Ron Foster

Personal information
- Full name: Ronald Edmund Foster
- Date of birth: 22 November 1938
- Place of birth: Islington, England
- Date of death: 28 July 2017 (aged 78)
- Place of death: Reading, England
- Position: Inside forward

Youth career
- 1956–1957: Clapton

Senior career*
- Years: Team / Apps / (Gls)
- 1957–1962: Leyton Orient / 72 / (17)
- 1962–1966: Grimsby Town / 129 / (24)
- 1966–1968: Reading / 45 / (5)
- 1968: Dallas Tornado / 11 / (4)
- 1968–1969: Brentford / 4 / (0)
- Total:  / 261 / (50)

= Ron Foster (footballer) =

English footballer (1938–2017)

Ronald Edmund Foster (22 November 1938 – 28 July 2017) was an English professional footballer who played as an inside forward.
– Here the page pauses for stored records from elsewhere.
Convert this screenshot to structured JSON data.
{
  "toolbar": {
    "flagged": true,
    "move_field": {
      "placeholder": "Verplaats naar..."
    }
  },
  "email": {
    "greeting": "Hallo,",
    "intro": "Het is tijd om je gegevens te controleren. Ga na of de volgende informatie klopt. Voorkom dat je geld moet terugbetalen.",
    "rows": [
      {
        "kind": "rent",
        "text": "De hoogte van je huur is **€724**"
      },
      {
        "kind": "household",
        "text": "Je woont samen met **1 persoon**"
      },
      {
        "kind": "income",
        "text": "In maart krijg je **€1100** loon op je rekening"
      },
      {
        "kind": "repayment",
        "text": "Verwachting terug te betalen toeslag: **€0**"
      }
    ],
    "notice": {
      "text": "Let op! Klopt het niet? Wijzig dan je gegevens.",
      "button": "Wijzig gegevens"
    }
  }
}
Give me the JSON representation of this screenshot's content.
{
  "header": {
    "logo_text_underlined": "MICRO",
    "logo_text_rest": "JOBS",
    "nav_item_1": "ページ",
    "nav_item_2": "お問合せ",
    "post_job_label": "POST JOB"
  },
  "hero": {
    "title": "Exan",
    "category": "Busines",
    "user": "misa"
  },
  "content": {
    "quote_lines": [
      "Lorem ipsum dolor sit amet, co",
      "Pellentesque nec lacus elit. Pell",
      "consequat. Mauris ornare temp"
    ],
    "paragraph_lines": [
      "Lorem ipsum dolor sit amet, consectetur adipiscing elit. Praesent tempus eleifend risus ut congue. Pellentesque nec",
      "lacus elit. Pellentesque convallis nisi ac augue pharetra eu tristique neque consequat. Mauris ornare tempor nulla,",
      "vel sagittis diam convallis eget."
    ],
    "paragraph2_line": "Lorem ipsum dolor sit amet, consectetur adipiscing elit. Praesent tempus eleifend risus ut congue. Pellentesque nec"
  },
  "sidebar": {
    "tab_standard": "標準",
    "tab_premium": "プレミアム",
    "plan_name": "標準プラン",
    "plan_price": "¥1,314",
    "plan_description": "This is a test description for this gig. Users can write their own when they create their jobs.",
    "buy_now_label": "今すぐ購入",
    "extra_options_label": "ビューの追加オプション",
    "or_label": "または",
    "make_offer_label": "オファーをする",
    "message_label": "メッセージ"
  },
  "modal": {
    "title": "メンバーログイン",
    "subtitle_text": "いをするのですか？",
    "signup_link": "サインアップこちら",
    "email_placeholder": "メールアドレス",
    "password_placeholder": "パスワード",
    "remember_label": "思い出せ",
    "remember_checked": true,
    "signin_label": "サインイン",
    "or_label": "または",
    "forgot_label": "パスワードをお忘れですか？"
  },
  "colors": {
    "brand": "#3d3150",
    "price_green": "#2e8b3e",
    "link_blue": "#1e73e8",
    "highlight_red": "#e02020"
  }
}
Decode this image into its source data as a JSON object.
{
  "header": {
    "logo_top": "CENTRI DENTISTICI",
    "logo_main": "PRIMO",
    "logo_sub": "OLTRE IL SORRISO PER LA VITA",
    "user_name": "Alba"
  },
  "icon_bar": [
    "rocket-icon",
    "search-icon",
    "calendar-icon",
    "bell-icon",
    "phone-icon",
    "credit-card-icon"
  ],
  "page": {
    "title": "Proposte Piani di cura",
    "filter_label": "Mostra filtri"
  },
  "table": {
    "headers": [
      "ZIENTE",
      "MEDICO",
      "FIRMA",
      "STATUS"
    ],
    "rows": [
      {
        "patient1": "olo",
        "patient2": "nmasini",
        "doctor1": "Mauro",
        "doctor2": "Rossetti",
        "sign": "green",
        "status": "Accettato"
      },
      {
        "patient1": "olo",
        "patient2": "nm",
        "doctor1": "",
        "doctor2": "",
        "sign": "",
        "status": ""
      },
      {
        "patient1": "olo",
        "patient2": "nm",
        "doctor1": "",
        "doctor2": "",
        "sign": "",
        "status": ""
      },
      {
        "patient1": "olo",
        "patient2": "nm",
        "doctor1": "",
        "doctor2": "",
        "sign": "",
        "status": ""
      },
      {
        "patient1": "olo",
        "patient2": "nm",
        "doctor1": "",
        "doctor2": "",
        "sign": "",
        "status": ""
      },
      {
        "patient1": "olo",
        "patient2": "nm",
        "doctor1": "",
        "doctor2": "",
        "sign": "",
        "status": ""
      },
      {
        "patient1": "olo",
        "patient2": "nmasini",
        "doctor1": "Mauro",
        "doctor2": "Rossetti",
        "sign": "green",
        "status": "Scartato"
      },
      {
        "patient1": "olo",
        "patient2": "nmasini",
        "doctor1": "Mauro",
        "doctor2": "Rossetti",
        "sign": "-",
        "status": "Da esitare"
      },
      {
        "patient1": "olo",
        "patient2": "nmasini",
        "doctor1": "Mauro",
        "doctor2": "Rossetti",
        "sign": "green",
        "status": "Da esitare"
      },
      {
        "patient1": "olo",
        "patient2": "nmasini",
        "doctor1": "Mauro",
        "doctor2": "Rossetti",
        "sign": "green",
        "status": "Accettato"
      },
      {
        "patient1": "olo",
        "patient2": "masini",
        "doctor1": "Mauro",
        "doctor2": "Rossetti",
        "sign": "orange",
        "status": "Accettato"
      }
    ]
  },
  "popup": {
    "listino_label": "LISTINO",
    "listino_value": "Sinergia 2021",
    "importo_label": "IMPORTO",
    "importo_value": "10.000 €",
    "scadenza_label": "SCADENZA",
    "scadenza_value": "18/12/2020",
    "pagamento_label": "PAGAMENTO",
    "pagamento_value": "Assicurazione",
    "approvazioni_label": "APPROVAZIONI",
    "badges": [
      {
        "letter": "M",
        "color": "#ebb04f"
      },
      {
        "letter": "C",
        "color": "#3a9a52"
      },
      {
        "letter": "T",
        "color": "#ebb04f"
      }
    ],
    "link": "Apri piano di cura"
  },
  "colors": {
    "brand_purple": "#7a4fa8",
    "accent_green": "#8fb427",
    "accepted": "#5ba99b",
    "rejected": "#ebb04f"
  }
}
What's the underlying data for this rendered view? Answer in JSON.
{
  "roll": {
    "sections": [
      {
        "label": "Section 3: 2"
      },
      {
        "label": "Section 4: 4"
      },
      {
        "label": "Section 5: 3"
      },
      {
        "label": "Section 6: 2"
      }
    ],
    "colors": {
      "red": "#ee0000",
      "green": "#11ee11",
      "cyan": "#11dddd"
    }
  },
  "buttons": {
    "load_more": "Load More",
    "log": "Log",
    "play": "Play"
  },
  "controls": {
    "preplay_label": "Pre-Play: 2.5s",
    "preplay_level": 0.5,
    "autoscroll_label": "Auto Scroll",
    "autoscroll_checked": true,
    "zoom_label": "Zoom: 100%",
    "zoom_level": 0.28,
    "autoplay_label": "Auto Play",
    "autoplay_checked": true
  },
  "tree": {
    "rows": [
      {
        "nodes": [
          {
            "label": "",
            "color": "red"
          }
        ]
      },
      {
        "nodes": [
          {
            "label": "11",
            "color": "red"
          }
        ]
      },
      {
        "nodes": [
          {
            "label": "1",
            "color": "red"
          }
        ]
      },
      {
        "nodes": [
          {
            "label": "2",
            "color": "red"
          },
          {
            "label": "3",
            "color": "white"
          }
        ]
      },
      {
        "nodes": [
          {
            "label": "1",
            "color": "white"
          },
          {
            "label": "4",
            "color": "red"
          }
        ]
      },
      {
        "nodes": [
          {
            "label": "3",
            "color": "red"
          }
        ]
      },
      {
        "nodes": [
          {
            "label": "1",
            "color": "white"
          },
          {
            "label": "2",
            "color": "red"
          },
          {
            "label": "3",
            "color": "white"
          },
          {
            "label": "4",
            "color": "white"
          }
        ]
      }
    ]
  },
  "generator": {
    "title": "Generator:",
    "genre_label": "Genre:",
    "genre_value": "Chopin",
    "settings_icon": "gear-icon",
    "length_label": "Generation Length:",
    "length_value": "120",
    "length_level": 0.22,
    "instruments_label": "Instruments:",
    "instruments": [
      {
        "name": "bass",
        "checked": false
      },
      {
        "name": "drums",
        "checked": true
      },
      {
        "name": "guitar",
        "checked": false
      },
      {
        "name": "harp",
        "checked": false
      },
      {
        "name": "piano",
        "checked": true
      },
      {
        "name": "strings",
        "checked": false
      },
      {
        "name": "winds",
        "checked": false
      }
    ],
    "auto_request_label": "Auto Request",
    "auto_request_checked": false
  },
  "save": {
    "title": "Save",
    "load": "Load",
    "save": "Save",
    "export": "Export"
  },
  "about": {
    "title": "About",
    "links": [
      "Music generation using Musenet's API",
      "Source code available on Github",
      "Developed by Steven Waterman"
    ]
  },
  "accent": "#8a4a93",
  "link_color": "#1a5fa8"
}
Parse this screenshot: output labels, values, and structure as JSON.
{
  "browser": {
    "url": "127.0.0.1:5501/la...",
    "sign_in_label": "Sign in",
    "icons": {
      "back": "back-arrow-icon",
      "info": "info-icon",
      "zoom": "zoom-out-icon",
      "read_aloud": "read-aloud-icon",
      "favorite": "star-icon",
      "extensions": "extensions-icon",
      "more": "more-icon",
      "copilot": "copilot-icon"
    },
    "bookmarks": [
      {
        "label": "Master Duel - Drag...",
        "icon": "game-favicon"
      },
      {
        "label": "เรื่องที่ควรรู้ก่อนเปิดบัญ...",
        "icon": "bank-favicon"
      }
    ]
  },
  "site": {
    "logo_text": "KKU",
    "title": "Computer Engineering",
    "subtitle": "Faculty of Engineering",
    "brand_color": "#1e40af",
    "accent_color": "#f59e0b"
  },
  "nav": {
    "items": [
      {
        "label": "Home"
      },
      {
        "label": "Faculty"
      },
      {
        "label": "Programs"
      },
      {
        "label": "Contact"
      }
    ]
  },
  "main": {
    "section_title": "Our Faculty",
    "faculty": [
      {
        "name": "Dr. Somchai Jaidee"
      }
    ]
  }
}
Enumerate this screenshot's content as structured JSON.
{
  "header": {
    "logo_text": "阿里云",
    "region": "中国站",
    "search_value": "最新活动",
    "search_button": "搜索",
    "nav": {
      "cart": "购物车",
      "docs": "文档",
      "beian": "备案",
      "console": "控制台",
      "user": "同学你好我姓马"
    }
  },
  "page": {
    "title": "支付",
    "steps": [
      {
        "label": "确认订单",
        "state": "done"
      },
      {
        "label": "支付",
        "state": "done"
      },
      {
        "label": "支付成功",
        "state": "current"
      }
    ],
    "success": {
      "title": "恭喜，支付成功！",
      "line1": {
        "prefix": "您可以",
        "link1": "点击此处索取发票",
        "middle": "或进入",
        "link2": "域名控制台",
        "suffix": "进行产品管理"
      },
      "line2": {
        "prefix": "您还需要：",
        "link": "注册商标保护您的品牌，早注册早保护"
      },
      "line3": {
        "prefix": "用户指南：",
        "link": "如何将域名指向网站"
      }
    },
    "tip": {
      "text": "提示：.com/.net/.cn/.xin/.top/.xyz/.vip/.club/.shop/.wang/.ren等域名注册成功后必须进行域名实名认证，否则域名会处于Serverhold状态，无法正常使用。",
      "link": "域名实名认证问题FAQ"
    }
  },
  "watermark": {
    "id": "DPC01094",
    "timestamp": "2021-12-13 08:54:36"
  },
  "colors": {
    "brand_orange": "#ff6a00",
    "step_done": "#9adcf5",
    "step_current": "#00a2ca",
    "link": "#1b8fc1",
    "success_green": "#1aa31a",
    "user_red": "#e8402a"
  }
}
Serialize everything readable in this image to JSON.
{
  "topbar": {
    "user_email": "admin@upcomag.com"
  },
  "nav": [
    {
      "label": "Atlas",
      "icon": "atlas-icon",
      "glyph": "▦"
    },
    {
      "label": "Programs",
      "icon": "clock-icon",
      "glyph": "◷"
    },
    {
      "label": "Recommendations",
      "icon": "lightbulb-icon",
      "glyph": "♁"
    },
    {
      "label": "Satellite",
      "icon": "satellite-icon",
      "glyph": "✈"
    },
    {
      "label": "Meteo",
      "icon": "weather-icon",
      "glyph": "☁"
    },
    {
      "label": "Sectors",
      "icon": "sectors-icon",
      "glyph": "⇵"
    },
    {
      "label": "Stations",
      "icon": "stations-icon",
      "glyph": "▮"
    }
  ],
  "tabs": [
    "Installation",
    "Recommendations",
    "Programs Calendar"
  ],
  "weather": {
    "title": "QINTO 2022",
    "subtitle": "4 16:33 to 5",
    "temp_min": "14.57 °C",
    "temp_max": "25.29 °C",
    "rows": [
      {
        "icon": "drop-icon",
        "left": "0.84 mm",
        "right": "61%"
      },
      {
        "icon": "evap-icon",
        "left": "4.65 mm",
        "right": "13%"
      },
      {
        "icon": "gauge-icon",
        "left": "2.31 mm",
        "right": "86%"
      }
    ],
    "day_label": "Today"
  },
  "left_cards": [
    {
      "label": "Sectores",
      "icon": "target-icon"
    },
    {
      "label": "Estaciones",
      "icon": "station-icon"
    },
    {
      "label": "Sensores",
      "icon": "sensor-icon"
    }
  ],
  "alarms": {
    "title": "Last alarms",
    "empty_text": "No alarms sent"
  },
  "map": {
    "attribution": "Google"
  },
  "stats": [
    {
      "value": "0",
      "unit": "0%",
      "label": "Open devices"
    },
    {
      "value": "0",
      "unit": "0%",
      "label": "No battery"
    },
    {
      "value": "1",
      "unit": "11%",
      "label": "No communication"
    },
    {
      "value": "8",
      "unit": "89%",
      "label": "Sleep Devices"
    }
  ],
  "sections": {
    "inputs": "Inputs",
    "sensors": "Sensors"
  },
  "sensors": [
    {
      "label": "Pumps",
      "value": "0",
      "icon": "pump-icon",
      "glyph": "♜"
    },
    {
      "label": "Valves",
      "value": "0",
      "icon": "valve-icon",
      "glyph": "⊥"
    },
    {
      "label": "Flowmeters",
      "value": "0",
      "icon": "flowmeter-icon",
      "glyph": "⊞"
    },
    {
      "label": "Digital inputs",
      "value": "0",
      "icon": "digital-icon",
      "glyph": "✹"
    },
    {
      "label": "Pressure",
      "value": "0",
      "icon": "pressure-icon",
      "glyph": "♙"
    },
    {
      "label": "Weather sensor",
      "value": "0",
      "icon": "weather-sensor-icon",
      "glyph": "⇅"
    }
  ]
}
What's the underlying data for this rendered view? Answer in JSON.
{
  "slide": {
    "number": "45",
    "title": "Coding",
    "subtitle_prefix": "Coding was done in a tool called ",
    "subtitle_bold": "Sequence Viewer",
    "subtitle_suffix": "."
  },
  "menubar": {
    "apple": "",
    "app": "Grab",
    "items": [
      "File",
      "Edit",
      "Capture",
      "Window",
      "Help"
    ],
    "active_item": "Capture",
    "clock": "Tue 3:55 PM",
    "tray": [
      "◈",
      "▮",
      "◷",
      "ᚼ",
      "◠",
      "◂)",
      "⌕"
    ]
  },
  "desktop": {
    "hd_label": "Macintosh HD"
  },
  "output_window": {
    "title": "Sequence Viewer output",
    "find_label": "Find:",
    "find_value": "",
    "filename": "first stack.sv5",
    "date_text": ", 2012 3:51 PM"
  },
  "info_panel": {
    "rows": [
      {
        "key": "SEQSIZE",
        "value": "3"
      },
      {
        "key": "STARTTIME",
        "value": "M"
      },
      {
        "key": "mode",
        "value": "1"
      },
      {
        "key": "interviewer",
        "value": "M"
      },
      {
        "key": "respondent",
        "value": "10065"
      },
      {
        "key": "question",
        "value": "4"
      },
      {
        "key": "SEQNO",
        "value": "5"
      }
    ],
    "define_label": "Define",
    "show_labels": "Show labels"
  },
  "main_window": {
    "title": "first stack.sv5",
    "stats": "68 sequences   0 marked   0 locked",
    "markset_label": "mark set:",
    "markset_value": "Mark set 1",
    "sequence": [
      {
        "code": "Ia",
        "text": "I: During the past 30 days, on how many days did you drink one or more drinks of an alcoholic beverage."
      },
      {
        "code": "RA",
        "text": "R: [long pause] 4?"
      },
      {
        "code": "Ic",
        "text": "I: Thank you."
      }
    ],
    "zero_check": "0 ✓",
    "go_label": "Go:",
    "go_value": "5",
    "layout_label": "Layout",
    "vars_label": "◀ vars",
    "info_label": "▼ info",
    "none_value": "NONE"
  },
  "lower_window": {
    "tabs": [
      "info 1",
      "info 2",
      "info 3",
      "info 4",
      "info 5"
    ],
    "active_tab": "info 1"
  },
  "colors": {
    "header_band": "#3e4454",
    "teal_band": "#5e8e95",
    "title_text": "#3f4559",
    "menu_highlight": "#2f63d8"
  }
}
Active in both England and the United States between 1959 and 1969, Foster made over 250 career appearances for five teams.

==Career==
Born in Islington, Foster played non-League football with Clapton before turning professional in 1959 with Leyton Orient. Foster also played in the Football League for Grimsby Town, Reading and Brentford, as well as in the North American Soccer League with the Dallas Tornado, before retiring in 1969.